E’ stato ritrovato nel pomeriggio di ieri, in un campo di mais di Portico di Caserta, il corpo senza vita di Elio Russo, 32enne di Recale. In attesa dell’autopsia proseguono le indagini per risalire alle cause della morte e agli ultimi momenti di vita dell’uomo che lascia una moglie e due bambini piccoli.

Morto Elio Russo: lesioni sul corpo del 32enne di Recale

Sul caso stanno indagando i carabinieri della Compagnia di Santa Maria Capua Vetere con il coordinamento della Procura diretta da Carmine Renzulli. Al momento nessuna pista sembra essere esclusa, nemmeno quella dell’omicidio, ma bisognerà aspettare l’autopsia per accertare le cause del decesso.

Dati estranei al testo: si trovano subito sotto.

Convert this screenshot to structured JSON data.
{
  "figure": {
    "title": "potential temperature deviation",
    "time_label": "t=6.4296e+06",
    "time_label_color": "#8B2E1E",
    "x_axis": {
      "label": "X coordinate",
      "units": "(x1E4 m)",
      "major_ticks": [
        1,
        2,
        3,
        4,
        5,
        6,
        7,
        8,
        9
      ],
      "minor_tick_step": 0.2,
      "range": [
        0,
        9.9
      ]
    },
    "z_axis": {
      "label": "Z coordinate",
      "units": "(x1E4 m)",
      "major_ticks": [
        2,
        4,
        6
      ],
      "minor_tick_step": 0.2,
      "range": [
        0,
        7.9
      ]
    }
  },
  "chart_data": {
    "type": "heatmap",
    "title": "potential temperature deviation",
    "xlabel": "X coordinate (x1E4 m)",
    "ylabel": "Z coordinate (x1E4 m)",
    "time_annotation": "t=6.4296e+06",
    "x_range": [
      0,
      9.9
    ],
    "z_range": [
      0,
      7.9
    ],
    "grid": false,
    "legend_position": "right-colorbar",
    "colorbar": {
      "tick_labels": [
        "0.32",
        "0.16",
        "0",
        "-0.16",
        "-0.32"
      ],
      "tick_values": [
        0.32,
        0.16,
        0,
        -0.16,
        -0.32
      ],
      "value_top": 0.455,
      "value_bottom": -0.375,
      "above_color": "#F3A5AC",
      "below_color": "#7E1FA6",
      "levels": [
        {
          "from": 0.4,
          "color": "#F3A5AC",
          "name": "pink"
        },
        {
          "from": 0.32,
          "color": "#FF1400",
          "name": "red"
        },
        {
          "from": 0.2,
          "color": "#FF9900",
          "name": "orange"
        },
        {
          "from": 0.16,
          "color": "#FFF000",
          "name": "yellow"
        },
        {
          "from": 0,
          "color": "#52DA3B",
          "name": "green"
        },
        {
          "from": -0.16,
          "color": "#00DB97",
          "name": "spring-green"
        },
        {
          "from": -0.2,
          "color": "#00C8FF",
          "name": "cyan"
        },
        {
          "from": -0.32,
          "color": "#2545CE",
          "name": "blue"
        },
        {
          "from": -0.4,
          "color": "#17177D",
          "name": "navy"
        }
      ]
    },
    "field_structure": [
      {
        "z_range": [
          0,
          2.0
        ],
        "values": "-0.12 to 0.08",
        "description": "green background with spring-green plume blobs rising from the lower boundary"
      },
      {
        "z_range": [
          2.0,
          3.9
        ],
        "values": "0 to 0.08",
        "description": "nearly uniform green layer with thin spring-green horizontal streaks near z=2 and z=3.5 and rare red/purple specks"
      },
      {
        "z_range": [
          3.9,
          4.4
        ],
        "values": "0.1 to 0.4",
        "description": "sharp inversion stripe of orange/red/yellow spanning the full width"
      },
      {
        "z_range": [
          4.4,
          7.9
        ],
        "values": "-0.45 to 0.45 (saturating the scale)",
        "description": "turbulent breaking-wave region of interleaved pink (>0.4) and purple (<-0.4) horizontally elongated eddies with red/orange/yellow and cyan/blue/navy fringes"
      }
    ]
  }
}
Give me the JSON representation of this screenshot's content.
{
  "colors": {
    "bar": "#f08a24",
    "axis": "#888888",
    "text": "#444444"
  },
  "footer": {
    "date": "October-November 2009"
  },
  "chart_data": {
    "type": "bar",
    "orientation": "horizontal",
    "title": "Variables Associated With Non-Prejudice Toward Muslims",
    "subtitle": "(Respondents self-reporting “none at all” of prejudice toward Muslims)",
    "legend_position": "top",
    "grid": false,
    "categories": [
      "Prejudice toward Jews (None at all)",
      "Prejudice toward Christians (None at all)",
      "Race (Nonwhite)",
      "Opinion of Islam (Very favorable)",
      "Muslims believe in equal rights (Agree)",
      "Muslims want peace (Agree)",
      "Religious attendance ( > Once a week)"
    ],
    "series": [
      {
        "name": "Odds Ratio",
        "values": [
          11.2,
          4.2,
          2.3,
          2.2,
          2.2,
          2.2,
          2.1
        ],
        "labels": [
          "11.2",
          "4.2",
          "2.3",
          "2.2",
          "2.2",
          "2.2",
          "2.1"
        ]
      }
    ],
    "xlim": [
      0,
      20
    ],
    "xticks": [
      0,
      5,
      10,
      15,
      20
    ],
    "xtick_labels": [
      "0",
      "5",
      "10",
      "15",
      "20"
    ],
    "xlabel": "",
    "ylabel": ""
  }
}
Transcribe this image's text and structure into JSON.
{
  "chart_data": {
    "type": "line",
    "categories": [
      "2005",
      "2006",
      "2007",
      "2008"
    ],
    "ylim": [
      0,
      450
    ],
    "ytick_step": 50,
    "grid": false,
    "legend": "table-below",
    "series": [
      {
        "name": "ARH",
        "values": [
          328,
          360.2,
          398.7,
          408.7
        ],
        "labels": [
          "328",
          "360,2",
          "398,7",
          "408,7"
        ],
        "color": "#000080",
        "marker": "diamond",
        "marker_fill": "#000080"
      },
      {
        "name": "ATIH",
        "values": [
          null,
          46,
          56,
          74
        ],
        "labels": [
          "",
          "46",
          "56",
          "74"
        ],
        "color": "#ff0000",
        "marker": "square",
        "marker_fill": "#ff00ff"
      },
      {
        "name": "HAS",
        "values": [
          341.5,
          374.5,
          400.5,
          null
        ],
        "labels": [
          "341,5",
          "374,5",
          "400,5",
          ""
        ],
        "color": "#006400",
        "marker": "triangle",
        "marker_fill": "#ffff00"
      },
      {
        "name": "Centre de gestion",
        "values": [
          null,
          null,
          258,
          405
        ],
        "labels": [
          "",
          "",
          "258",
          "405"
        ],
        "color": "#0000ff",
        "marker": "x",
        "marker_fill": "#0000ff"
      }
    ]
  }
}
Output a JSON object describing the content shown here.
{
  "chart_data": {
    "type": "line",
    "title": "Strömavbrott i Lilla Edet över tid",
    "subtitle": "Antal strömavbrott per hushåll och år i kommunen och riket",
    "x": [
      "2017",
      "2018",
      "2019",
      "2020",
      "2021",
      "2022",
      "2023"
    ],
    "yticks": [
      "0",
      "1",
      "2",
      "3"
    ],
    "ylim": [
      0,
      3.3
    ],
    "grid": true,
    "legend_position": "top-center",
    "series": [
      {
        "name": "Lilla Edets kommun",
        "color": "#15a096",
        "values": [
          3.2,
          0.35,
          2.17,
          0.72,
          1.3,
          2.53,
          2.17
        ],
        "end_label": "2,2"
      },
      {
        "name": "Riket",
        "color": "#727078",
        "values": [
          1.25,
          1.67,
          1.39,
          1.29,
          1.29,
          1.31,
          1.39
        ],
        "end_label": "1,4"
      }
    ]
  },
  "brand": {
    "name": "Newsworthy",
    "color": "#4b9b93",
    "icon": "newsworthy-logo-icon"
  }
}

Il cadavere rinvenuto presentava ferite al capo, alle braccia e al torace. Lesioni che avevano fatto pensare ad una possibile colluttazione avvenuta probabilmente poco prima della morte ma che, stando agli iniziali accertamenti medico-legali, sarebbero compatibili più con una o ripetute cadute che con un eventuale pestaggio subito.

In più alcuni testimoni hanno raccontato di averlo visto barcollare e sbattere contro un muro. Sulla base di tali dichiarazioni gli inquirenti hanno ipotizzato che il 32enne possa essere caduto più volte per poi abbandonarsi sfinito sull’asfalto.

Altri passanti, invece, lo avrebbero visto litigare con alcune persone, nella serata di sabato nella zona delle giostre, ma si tratta di informazioni che necessitano di accurate verifiche. Intanto si attende l’esame autoptico che sarà svolto presso l’istituto di medicina legale di Caserta.

Elio era molto conosciuto a Recale e la notizia della sua morte ha gettato nello sconforto l’intera cittadinanza. Faceva parte dell’associazione Accollatori di Sant’Antimo e proprio ieri avrebbe dovuto prendere parte alla processione dei Gigli, poi annullata a seguito della sua morte.